Le hic c’est que ces esclaves sont tous muets (langue coupée) donc le perso est coincé dans une espèce de bulle de silence. Ce qui au bout d’un moment risque de le/ la rendre fou/folle, voire de lui donner des pulsions suicidaires.
Elle survit (bon, on va admettre que c’est une fille, mais encore ici j’suis pas encore sûr) d’une seule manière : elle s’invente un monde (un peu comme les enfants s’inventent parfois des amis imaginaires et se créent des histoires avec des poupées, des lego, toussatoussa).
Plus les années passent, plus ce qu’elle s’imagine devient solide. Pas dans le monde réel, mais dans son cerveau. Elle est persuadée ainsi de vivre en plein air et de vivre des tonnes d’aventures en tout genre.
Et c’est là que c’est dangereux. Par je ne sais quel miracle, elle se persuade tellement de son monde qu’elle en vient à renier la réalité. En gros elle fout un immense DENIAL, comme diraient les anglais, à la gueule du monde. Elle réfute la réalité, accepte comme seule vérité son imagination.
Bon, dis comme ça on s’en fout un peu : la fille est devenue dingue ; laissons là dans son monde et elle nous fera pas chier.

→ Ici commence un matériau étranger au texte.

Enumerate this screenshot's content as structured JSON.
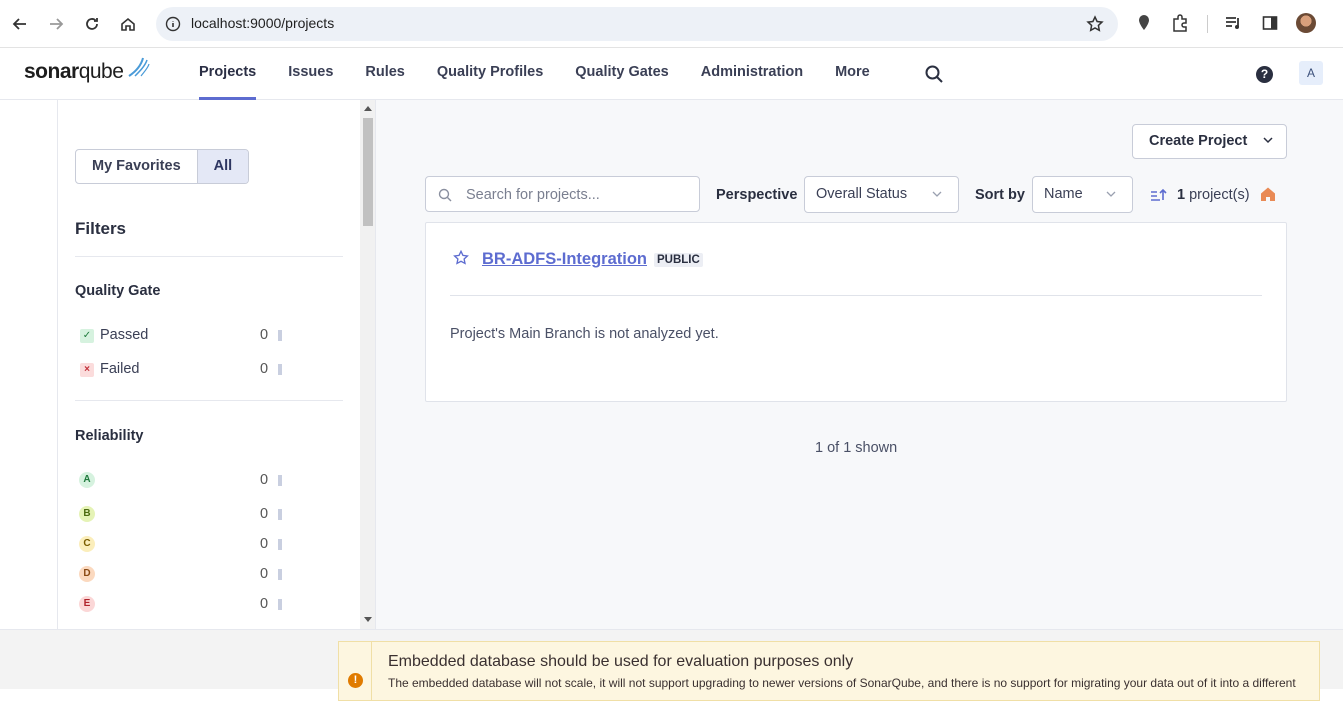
{
  "browser": {
    "url": "localhost:9000/projects"
  },
  "header": {
    "logo_text_bold": "sonar",
    "logo_text_light": "qube",
    "nav": [
      {
        "label": "Projects"
      },
      {
        "label": "Issues"
      },
      {
        "label": "Rules"
      },
      {
        "label": "Quality Profiles"
      },
      {
        "label": "Quality Gates"
      },
      {
        "label": "Administration"
      },
      {
        "label": "More"
      }
    ],
    "help": "?",
    "user_initial": "A"
  },
  "sidebar": {
    "toggle": {
      "favorites": "My Favorites",
      "all": "All"
    },
    "filters_title": "Filters",
    "quality_gate": {
      "title": "Quality Gate",
      "items": [
        {
          "label": "Passed",
          "count": "0",
          "mark": "✓"
        },
        {
          "label": "Failed",
          "count": "0",
          "mark": "×"
        }
      ]
    },
    "reliability": {
      "title": "Reliability",
      "items": [
        {
          "grade": "A",
          "count": "0",
          "color": "#d6f2df",
          "text_color": "#1f7a3c"
        },
        {
          "grade": "B",
          "count": "0",
          "color": "#e5f3b6",
          "text_color": "#4c6b10"
        },
        {
          "grade": "C",
          "count": "0",
          "color": "#fbeebb",
          "text_color": "#7a5d00"
        },
        {
          "grade": "D",
          "count": "0",
          "color": "#fbd9bf",
          "text_color": "#8a4a14"
        },
        {
          "grade": "E",
          "count": "0",
          "color": "#fbd7d7",
          "text_color": "#b0242c"
        }
      ]
    }
  },
  "main": {
    "create_project": "Create Project",
    "search_placeholder": "Search for projects...",
    "perspective_label": "Perspective",
    "perspective_value": "Overall Status",
    "sort_label": "Sort by",
    "sort_value": "Name",
    "count_number": "1",
    "count_suffix": " project(s)",
    "project": {
      "name": "BR-ADFS-Integration",
      "visibility": "PUBLIC",
      "message": "Project's Main Branch is not analyzed yet."
    },
    "shown": "1 of 1 shown"
  },
  "footer": {
    "warning_title": "Embedded database should be used for evaluation purposes only",
    "warning_text": "The embedded database will not scale, it will not support upgrading to newer versions of SonarQube, and there is no support for migrating your data out of it into a different"
  },
  "colors": {
    "accent": "#5d6cd0",
    "warning": "#e07b00"
  }
}
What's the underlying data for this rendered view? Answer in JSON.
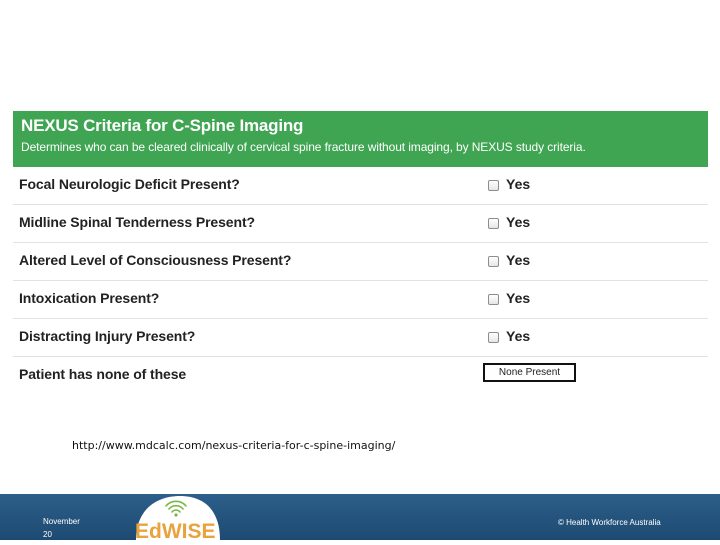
{
  "card": {
    "title": "NEXUS Criteria for C-Spine Imaging",
    "subtitle": "Determines who can be cleared clinically of cervical spine fracture without imaging, by NEXUS study criteria.",
    "header_color": "#3fa552",
    "criteria": [
      {
        "label": "Focal Neurologic Deficit Present?",
        "option": "Yes",
        "checked": false
      },
      {
        "label": "Midline Spinal Tenderness Present?",
        "option": "Yes",
        "checked": false
      },
      {
        "label": "Altered Level of Consciousness Present?",
        "option": "Yes",
        "checked": false
      },
      {
        "label": "Intoxication Present?",
        "option": "Yes",
        "checked": false
      },
      {
        "label": "Distracting Injury Present?",
        "option": "Yes",
        "checked": false
      }
    ],
    "none_row": {
      "label": "Patient has none of these",
      "button": "None Present"
    }
  },
  "source_url": "http://www.mdcalc.com/nexus-criteria-for-c-spine-imaging/",
  "footer": {
    "date_line1": "November",
    "date_line2": "20",
    "logo_text": "EdWISE",
    "logo_icon": "wifi-signal-icon",
    "copyright": "© Health Workforce Australia",
    "background_color": "#24557f"
  }
}
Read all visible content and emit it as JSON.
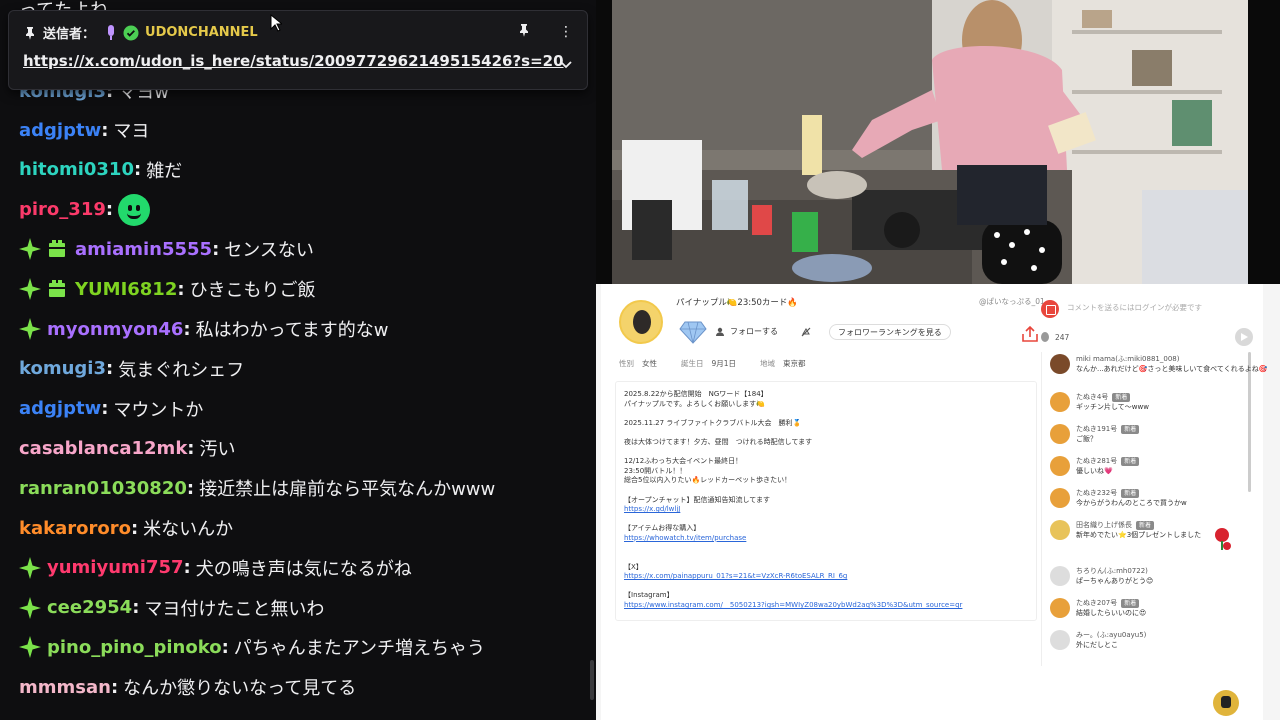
{
  "pinned": {
    "sender_label": "送信者：",
    "channel": "UDONCHANNEL",
    "link": "https://x.com/udon_is_here/status/2009772962149515426?s=20",
    "more_label": "⋮"
  },
  "chat": {
    "partial_top": "ってたよね",
    "partial_line": {
      "user": "komugi3",
      "msg": "マヨw"
    },
    "messages": [
      {
        "user": "adgjptw",
        "color": "#3b82f6",
        "msg": "マヨ",
        "badges": []
      },
      {
        "user": "hitomi0310",
        "color": "#2dd4bf",
        "msg": "雑だ",
        "badges": []
      },
      {
        "user": "piro_319",
        "color": "#fb3a6a",
        "msg": "",
        "badges": [],
        "emote": "smile-emote"
      },
      {
        "user": "amiamin5555",
        "color": "#a970ff",
        "msg": "センスない",
        "badges": [
          "spark",
          "sub"
        ]
      },
      {
        "user": "YUMI6812",
        "color": "#7ed321",
        "msg": "ひきこもりご飯",
        "badges": [
          "spark",
          "sub"
        ]
      },
      {
        "user": "myonmyon46",
        "color": "#a970ff",
        "msg": "私はわかってます的なw",
        "badges": [
          "spark"
        ]
      },
      {
        "user": "komugi3",
        "color": "#6fa8dc",
        "msg": "気まぐれシェフ",
        "badges": []
      },
      {
        "user": "adgjptw",
        "color": "#3b82f6",
        "msg": "マウントか",
        "badges": []
      },
      {
        "user": "casablanca12mk",
        "color": "#f7a6c9",
        "msg": "汚い",
        "badges": []
      },
      {
        "user": "ranran01030820",
        "color": "#8bdc5a",
        "msg": "接近禁止は扉前なら平気なんかwww",
        "badges": []
      },
      {
        "user": "kakarororo",
        "color": "#ff8c2a",
        "msg": "米ないんか",
        "badges": []
      },
      {
        "user": "yumiyumi757",
        "color": "#ff3a6e",
        "msg": "犬の鳴き声は気になるがね",
        "badges": [
          "spark"
        ]
      },
      {
        "user": "cee2954",
        "color": "#8bdc5a",
        "msg": "マヨ付けたこと無いわ",
        "badges": [
          "spark"
        ]
      },
      {
        "user": "pino_pino_pinoko",
        "color": "#8bdc5a",
        "msg": "パちゃんまたアンチ増えちゃう",
        "badges": [
          "spark"
        ]
      },
      {
        "user": "mmmsan",
        "color": "#f3b7c9",
        "msg": "なんか懲りないなって見てる",
        "badges": []
      }
    ]
  },
  "profile": {
    "name": "パイナップル🍋23:50カード🔥",
    "handle": "@ぱいなっぷる_01",
    "follow_label": "フォローする",
    "ranking_label": "フォロワーランキングを見る",
    "info": [
      {
        "k": "性別",
        "v": "女性"
      },
      {
        "k": "誕生日",
        "v": "9月1日"
      },
      {
        "k": "地域",
        "v": "東京都"
      }
    ],
    "bio": [
      "2025.8.22から配信開始　NGワード【184】",
      "パイナップルです。よろしくお願いします🍋",
      "",
      "2025.11.27 ライブファイトクラブバトル大会　勝利🏅",
      "",
      "夜は大体つけてます！夕方、昼間　つけれる時配信してます",
      "",
      "12/12ふわっち大会イベント最終日！",
      "23:50開バトル！！",
      "総合5位以内入りたい🔥レッドカーペット歩きたい！",
      "",
      "【オープンチャット】配信通知告知流してます",
      "https://x.gd/lwljJ",
      "",
      "【アイテムお得な購入】",
      "https://whowatch.tv/item/purchase",
      "",
      "",
      "【X】",
      "https://x.com/painappuru_01?s=21&t=VzXcR-R6toESALR_RI_6g",
      "",
      "【Instagram】",
      "https://www.instagram.com/__5050213?igsh=MWIyZ08wa20ybWd2aq%3D%3D&utm_source=qr"
    ]
  },
  "comments": {
    "placeholder": "コメントを送るにはログインが必要です",
    "viewer_count": "247",
    "items": [
      {
        "name": "miki mama(ふ:miki0881_008)",
        "text": "なんか...あれだけど🎯さっと美味しいて食べてくれるよね🎯",
        "tag": "",
        "color": "#7a4a2a"
      },
      {
        "name": "たぬき4号",
        "text": "ギッチン片して〜www",
        "tag": "新着",
        "color": "#e8a03a"
      },
      {
        "name": "たぬき191号",
        "text": "ご飯？",
        "tag": "新着",
        "color": "#e8a03a"
      },
      {
        "name": "たぬき281号",
        "text": "優しいね💗",
        "tag": "新着",
        "color": "#e8a03a"
      },
      {
        "name": "たぬき232号",
        "text": "今からがうわんのところで買うかw",
        "tag": "新着",
        "color": "#e8a03a"
      },
      {
        "name": "田名織り上げ係長",
        "text": "新年めでたい⭐3個プレゼントしました",
        "tag": "新着",
        "color": "#e8c35a"
      },
      {
        "name": "ちろりん(ふ:mh0722)",
        "text": "ぱーちゃんありがとう😊",
        "tag": "",
        "color": "#dddddd"
      },
      {
        "name": "たぬき207号",
        "text": "結婚したらいいのに😍",
        "tag": "新着",
        "color": "#e8a03a"
      },
      {
        "name": "みー。(ふ:ayu0ayu5)",
        "text": "外にだしとこ",
        "tag": "",
        "color": "#dddddd"
      }
    ]
  }
}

Sauf qu’elle s’est mis en tête d’imposer sa vision de la réalité au reste du monde. Ceci va d’ailleurs se passer en deux étapes :
1ère étape
Je n’ai pas encore décidé comment, mais son refus de la réalité est tel qu’elle arrive à rendre physiquement réel, du moins à ses seuls yeux, ce qu’elle imagine.
Par exemple, si elle imagine qu’un escalier est devant elle, bah elle le montera. Mais, vous allez me dire, elle va se vautrer vu qu’il y a du vide !!! Eh bah non. Elle va littéralement GRAVIR l’escalier qui n’existe pas. Les gens qui la regarderaient verraient une fille qui marche dans le vide. Mais elle, non ; elle verrait clairement un escalier à monter. La dangerosité de cette notion de solipsisme est le fait qu’il ne faut avoir aucune hésitation quand à ce qu’on imagine. Parce que si en court d’escalade elle se rend compte ou admet que l’escalier n’existe pas, bah ça va nous la faire comme dans les vieux Tex Avery ou Looney Tunes : elle va se retrouver au milieux du vide, tapotant partout autour d’elle pour voir si y’a un endroit où prendre prise, avant de chuter et s’péter la gueule :p
Donc ça c’est la première étape.
2ème étape
La plus dangereuse aux yeux de l’humanité.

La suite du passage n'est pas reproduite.